I’m guessing the folks in the notes going “oh no, there’s not enough time!” fall into one of two groups:

1. People who misread the year and don’t realise I’m talking about a deadline fourteen months from now.

2. People who have an uncommonly realistic notion of the pace of their writing.

I’m #2

Plus I would imagine F. Scott Fitzgerald’s estate will probably renew the copyright.
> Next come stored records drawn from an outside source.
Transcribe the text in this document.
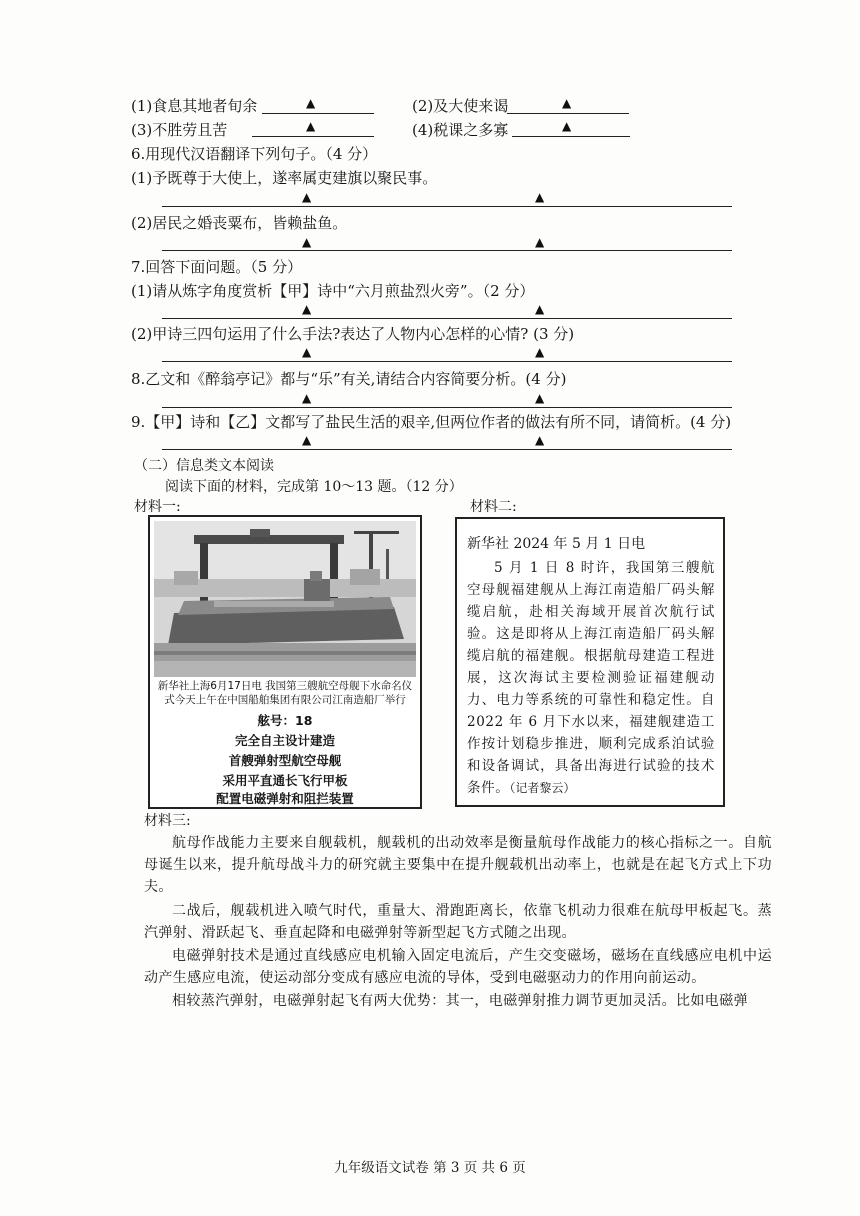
(1)食息其地者旬余	▲	(2)及大使来谒	▲
(3)不胜劳且苦	▲	(4)税课之多寡	▲
6.用现代汉语翻译下列句子。（4 分）
(1)予既尊于大使上，遂率属吏建旗以聚民事。
▲	▲
(2)居民之婚丧粟布，皆赖盐鱼。
▲	▲
7.回答下面问题。（5 分）
(1)请从炼字角度赏析【甲】诗中“六月煎盐烈火旁”。（2 分）
▲	▲
(2)甲诗三四句运用了什么手法?表达了人物内心怎样的心情? (3 分)
▲	▲
8.乙文和《醉翁亭记》都与“乐”有关,请结合内容简要分析。(4 分)
▲	▲
9.【甲】诗和【乙】文都写了盐民生活的艰辛,但两位作者的做法有所不同，请简析。(4 分)
▲	▲
（二）信息类文本阅读
阅读下面的材料，完成第 10～13 题。（12 分）
材料一:	材料二:
新华社上海6月17日电 我国第三艘航空母舰下水命名仪式今天上午在中国船舶集团有限公司江南造船厂举行
舷号：18
完全自主设计建造
首艘弹射型航空母舰
采用平直通长飞行甲板
配置电磁弹射和阻拦装置
新华社 2024 年 5 月 1 日电
5 月 1 日 8 时许，我国第三艘航空母舰福建舰从上海江南造船厂码头解缆启航，赴相关海域开展首次航行试验。这是即将从上海江南造船厂码头解缆启航的福建舰。根据航母建造工程进展，这次海试主要检测验证福建舰动力、电力等系统的可靠性和稳定性。自 2022 年 6 月下水以来，福建舰建造工作按计划稳步推进，顺利完成系泊试验和设备调试，具备出海进行试验的技术条件。（记者黎云）
材料三:
航母作战能力主要来自舰载机，舰载机的出动效率是衡量航母作战能力的核心指标之一。自航母诞生以来，提升航母战斗力的研究就主要集中在提升舰载机出动率上，也就是在起飞方式上下功夫。
二战后，舰载机进入喷气时代，重量大、滑跑距离长，依靠飞机动力很难在航母甲板起飞。蒸汽弹射、滑跃起飞、垂直起降和电磁弹射等新型起飞方式随之出现。
电磁弹射技术是通过直线感应电机输入固定电流后，产生交变磁场，磁场在直线感应电机中运动产生感应电流，使运动部分变成有感应电流的导体，受到电磁驱动力的作用向前运动。
相较蒸汽弹射，电磁弹射起飞有两大优势：其一，电磁弹射推力调节更加灵活。比如电磁弹
九年级语文试卷 第 3 页 共 6 页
That’s not how it works. There hasn’t been any such thing as copyright renewal for a long time, and even when copyright renewal was a thing, the effect of renewing was to prevent the relevant rights from expiring early, not to extend them beyond the usual statutory limit. With the exception of audio recordings, works published between 1923 and 1976 cap out at the date of publication plus 95 years – and that span is up for The Great Gatsby on January 1st, 2021.

so i could totally put gatsby into my sherlock and dracula story? 

Yes, though you might have to wait a bit longer if you’re inclined to be picky about your timelines; while the bulk of the Sherlock Holmes canon is unencumbered by copyright, the last few short stories that cover the period of Holmes’ retirement – which is where his lifetime lines up with the events of The Great Gatsby – don’t enter the public domain until 2023.

(Holmes would canonically be 68 years old when the summer of 1922 chronicled in The Great Gatsby goes down, for the curious. How precisely he’d be induced to set aside his beekeeping and take a trip to Long Island at that age, I leave as an exercise for the inventive writer!)

Shit, I still have time to write Nobody’s Little Fool, my Great Gatsby sequel where the publishing of The Great Gatsby leads to Tom Buchanan murdering Daisy, and twenty years later their daughter sets out to write a scathing tell-all that will ruin Nick Carraway for his part in her mother’s murder, set against a backdrop of late-Depression-era Chicago.